Although San Francisco suffers the occasional overflow on stormy days, environmental standard bearers commend the city's course—because the city is intent on doing it right. And San Francisco has spent a lot of money to get there.

In March 1997, the city completed a 20-yr, U.S.$1.4-billion system upgrade.

The system comprises an intricate web of pumps, treatment stations, and cisterns that work together to absorb storm flows.

The system's centerpiece is the pair of new wastewater storage cisterns buried along the west side of the city.

The cisterns hold water during storms, giving the treatment plants time to process the millions of gallons running off the streets.

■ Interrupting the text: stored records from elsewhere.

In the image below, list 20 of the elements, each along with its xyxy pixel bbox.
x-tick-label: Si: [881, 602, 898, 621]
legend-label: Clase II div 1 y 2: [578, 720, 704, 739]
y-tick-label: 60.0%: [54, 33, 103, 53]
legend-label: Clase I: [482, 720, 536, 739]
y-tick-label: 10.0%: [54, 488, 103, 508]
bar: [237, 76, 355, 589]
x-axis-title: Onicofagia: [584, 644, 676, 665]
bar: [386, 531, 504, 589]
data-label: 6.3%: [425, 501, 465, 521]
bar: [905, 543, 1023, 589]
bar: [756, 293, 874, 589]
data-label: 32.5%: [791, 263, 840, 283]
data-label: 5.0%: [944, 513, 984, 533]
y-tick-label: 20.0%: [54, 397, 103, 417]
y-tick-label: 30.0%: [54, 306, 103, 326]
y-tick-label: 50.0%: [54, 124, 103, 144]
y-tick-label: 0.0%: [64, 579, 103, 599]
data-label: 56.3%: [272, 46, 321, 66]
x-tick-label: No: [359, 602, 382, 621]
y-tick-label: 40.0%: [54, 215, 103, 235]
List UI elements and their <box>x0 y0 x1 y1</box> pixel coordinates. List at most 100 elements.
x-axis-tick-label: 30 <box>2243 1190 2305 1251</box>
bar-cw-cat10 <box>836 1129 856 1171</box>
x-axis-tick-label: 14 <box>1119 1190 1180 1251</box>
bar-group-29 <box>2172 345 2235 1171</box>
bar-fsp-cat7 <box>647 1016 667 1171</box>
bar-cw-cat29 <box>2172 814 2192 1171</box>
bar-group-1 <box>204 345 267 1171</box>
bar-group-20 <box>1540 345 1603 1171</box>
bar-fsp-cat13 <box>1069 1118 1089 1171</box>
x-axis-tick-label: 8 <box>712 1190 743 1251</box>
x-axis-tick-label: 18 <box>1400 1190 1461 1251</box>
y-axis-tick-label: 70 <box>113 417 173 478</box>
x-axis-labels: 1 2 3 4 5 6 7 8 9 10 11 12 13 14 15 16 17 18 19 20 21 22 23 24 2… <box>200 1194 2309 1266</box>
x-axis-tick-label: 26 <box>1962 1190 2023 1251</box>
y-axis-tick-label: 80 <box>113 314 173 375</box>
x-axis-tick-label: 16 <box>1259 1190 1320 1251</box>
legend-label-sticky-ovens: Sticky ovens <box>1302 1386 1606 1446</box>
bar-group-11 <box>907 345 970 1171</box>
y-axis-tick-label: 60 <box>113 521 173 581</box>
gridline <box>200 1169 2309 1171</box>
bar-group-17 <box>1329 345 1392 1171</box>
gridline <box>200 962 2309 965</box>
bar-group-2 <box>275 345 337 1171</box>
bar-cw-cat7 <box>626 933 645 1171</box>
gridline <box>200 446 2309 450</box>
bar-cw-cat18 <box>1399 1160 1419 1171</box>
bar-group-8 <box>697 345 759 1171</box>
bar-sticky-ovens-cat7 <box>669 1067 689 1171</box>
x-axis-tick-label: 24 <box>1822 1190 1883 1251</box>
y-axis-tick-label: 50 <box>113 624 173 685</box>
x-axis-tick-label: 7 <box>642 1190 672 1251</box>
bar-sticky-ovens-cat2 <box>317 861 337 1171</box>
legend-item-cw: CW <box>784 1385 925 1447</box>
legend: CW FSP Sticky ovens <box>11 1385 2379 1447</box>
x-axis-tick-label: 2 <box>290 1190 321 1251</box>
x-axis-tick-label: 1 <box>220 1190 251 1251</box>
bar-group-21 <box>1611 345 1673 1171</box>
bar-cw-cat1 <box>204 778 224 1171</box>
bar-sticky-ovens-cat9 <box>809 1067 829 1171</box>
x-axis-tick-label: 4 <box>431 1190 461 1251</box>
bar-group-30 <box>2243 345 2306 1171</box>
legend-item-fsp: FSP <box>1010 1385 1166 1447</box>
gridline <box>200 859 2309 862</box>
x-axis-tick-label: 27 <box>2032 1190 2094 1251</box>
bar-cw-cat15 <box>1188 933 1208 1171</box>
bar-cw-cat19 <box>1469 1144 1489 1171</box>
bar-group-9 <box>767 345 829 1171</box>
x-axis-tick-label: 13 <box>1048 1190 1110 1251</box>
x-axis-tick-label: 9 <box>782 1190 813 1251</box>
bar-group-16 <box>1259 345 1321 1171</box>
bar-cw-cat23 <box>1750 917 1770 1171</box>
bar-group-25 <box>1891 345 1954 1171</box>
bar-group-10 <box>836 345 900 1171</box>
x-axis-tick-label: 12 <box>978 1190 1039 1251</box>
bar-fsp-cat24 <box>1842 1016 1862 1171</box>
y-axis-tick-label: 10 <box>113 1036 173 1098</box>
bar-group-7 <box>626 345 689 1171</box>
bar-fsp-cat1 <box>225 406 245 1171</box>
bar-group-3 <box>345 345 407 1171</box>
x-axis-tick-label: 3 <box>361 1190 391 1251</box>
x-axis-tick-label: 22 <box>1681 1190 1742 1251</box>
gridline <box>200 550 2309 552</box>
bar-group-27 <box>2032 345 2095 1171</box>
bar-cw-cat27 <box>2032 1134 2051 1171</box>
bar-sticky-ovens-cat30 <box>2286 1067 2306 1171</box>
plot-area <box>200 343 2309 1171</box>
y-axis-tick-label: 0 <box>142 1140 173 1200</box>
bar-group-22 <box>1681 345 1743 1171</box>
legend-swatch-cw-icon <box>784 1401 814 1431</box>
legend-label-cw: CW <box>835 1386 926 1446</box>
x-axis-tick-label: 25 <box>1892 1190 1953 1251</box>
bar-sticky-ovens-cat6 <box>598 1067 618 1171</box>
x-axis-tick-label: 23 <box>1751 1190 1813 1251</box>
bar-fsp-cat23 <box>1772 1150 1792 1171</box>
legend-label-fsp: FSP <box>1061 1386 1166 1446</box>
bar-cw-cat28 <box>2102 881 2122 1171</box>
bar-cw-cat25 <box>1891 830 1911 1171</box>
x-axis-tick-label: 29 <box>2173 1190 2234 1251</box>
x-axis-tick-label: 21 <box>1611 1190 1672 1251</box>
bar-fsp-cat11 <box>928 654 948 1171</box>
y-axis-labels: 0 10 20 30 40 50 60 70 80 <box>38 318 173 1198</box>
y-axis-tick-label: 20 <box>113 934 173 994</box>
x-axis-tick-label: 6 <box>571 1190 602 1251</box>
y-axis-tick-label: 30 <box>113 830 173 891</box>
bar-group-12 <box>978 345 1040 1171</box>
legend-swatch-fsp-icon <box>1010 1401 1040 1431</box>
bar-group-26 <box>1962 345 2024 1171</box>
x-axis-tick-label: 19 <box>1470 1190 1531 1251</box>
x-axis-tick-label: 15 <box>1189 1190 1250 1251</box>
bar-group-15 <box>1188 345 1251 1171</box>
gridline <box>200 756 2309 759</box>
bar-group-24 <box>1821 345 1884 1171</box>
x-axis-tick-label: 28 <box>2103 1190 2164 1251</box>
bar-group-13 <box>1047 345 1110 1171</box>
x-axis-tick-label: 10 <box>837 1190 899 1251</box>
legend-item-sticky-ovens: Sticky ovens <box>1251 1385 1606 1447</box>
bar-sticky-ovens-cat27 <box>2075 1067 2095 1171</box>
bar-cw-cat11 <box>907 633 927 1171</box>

City officials estimate that the new system can handle more than 10 times the runoff volume as previously and that the system catches and treats between 80% and 90% of rainy-day flows.

Despite dramatic system-capacity increases, during the last two years, San Francisco raw sewage has overflowed onto beaches and into the bay nearly 30 times.

And though the average overflow is small, the overflows add up: In the course of a year, between 1,000–2,000 mil gals of untreated overflow bypass the system.

However, "there's no way you can eliminate 100% of all overflows, because there's always going to be a bigger storm," said Chris Phanartzis, a consulting hydrologist with the Public Utilities Commission.

Also, as the city grows and its water use increases, less treatment capacity becomes available for contending with storm-water runoff.

The U.S. EPA estimates that 40-million people in the U.S. are served by combined storm and sewer systems like the one in San Francisco.

However, most West Coast cities channel their wastewaters separately. Sewage is treated, whereas the storm water is simply piped for release to nearby bodies. Such cities generally don't bother about sewage overflows, but their storm water incessantly washes oil, grime, and other waste directly off the streets and into the lakes, rivers and ocean.